US prosecutors allege scheme generated millions through stolen merger information
US prosecutors have charged 30 people over an alleged global insider trading scheme involving confidential merger information said to have been taken from law firm systems, in a case likely to attract close attention from UK solicitors, COLPs and compliance teams.
Law firm data at the centre of the allegations
The charges were announced by the United States Attorney’s Office for the District of Massachusetts. Prosecutors allege that the defendants generated tens of millions of dollars in illicit profits by trading ahead of public announcements of major mergers and acquisitions.
At the centre of the allegations is confidential information allegedly obtained from large law firms advising on public company transactions. Prosecutors claim that a corporate attorney and others accessed internal law firm systems to view documents relating to pending deals, including matters on which they were not working. That information was then allegedly passed to traders and intermediaries. The allegations have not been tested in court, and all defendants are presumed innocent unless proven guilty.
Why UK solicitors should pay attention
Although the proceedings are taking place in the United States, the case raises issues that are directly relevant to UK solicitors. Law firms advising on M&A, private equity, capital markets, restructuring, and listed company matters routinely hold information capable of moving a company’s share price if made public.
For UK firms, the issue is not only one of client confidentiality. It may also overlap with market abuse risk. Under the UK Market Abuse Regulation, inside information includes precise, non-public information that would be likely to have a significant effect on the price of financial instruments if disclosed. The FCA prohibits insider dealing, unlawful disclosure of inside information, and market manipulation.
Governance and access controls
Internal access to confidential deal material is a governance issue as well as an IT issue. Firms handling market-sensitive work should be able to explain who had access to confidential documents, why that access was necessary, and how unusual access would be detected.

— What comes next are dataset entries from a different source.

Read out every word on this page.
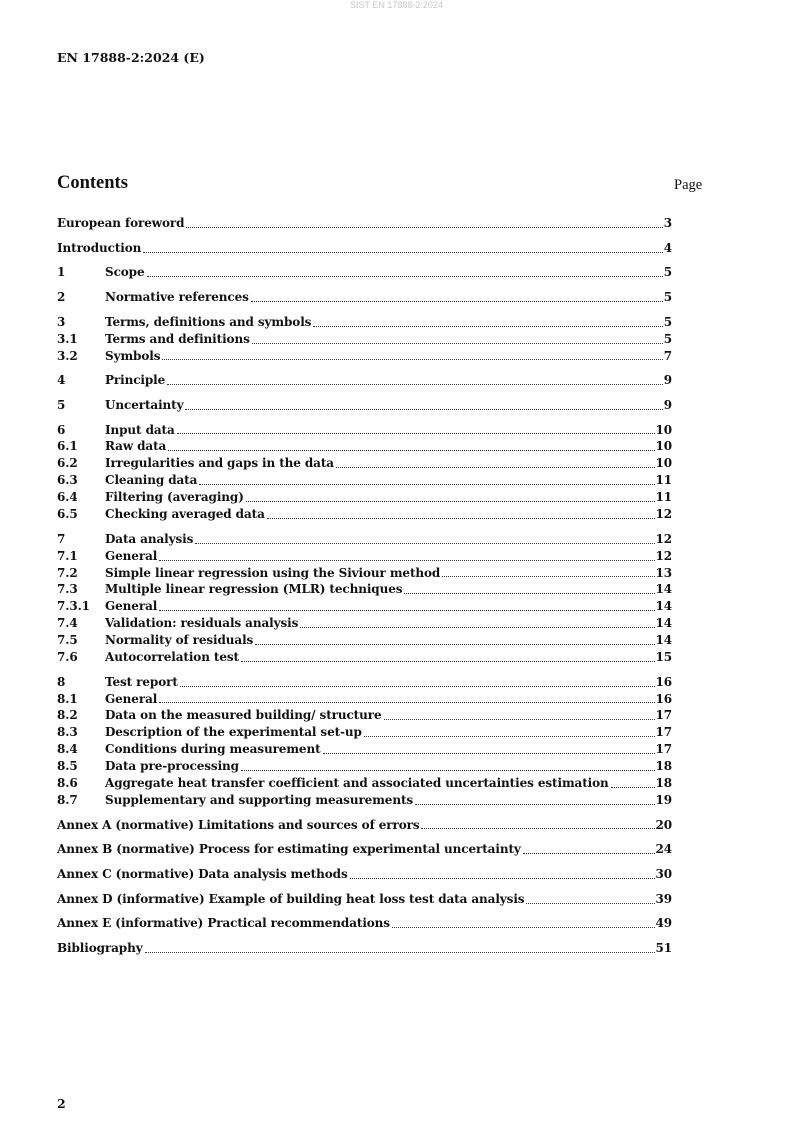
SIST EN 17888-2:2024
EN 17888-2:2024 (E)
Contents	Page
European foreword	3
Introduction	4
1	Scope	5
2	Normative references	5
3	Terms, definitions and symbols	5
3.1	Terms and definitions	5
3.2	Symbols	7
4	Principle	9
5	Uncertainty	9
6	Input data	10
6.1	Raw data	10
6.2	Irregularities and gaps in the data	10
6.3	Cleaning data	11
6.4	Filtering (averaging)	11
6.5	Checking averaged data	12
7	Data analysis	12
7.1	General	12
7.2	Simple linear regression using the Siviour method	13
7.3	Multiple linear regression (MLR) techniques	14
7.3.1	General	14
7.4	Validation: residuals analysis	14
7.5	Normality of residuals	14
7.6	Autocorrelation test	15
8	Test report	16
8.1	General	16
8.2	Data on the measured building/ structure	17
8.3	Description of the experimental set-up	17
8.4	Conditions during measurement	17
8.5	Data pre-processing	18
8.6	Aggregate heat transfer coefficient and associated uncertainties estimation	18
8.7	Supplementary and supporting measurements	19
Annex A (normative) Limitations and sources of errors	20
Annex B (normative) Process for estimating experimental uncertainty	24
Annex C (normative) Data analysis methods	30
Annex D (informative) Example of building heat loss test data analysis	39
Annex E (informative) Practical recommendations	49
Bibliography	51
2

The case is also a reminder that confidentiality risk does not always come from an external cyberattack. The alleged misuse involved people with access, or connections to access, within professional environments. For law firms, insider risk can be just as damaging as a conventional data breach.
UK firms should consider whether sensitive matter files are restricted to the actual deal team, whether lawyers can search across unrelated matters, and whether access rights are removed promptly when staff move teams, go on leave, resign or are placed on garden leave.
What compliance teams should review
Compliance teams should review whether document access logs are monitored in practice. A record of access is of limited value if no one checks it until after a problem has occurred. Unusual activity, such as repeated access to confidential files outside a lawyer’s practice area, should trigger review.
Personal account dealing policies may also need attention. Firms handling listed company work should consider whether relevant partners, associates, trainees, paralegals, consultants, and business services staff understand when trading is restricted and whether pre-clearance procedures are required.
Training should go beyond generic confidentiality reminders. Staff working on sensitive transactions should understand how inside information arises, why informal disclosure can be risky, and why client information must never be used for personal gain or shared with friends, family or contacts.
Practical lesson for UK firms
For COLPs and managing partners, the practical lesson is clear: confidentiality controls must be active, specific and auditable. Written policies alone are unlikely to be enough. The US case should prompt UK law firms to ask a simple question: if confidential deal information were misused, could the firm quickly identify who accessed it, when they accessed it, and whether that access was justified?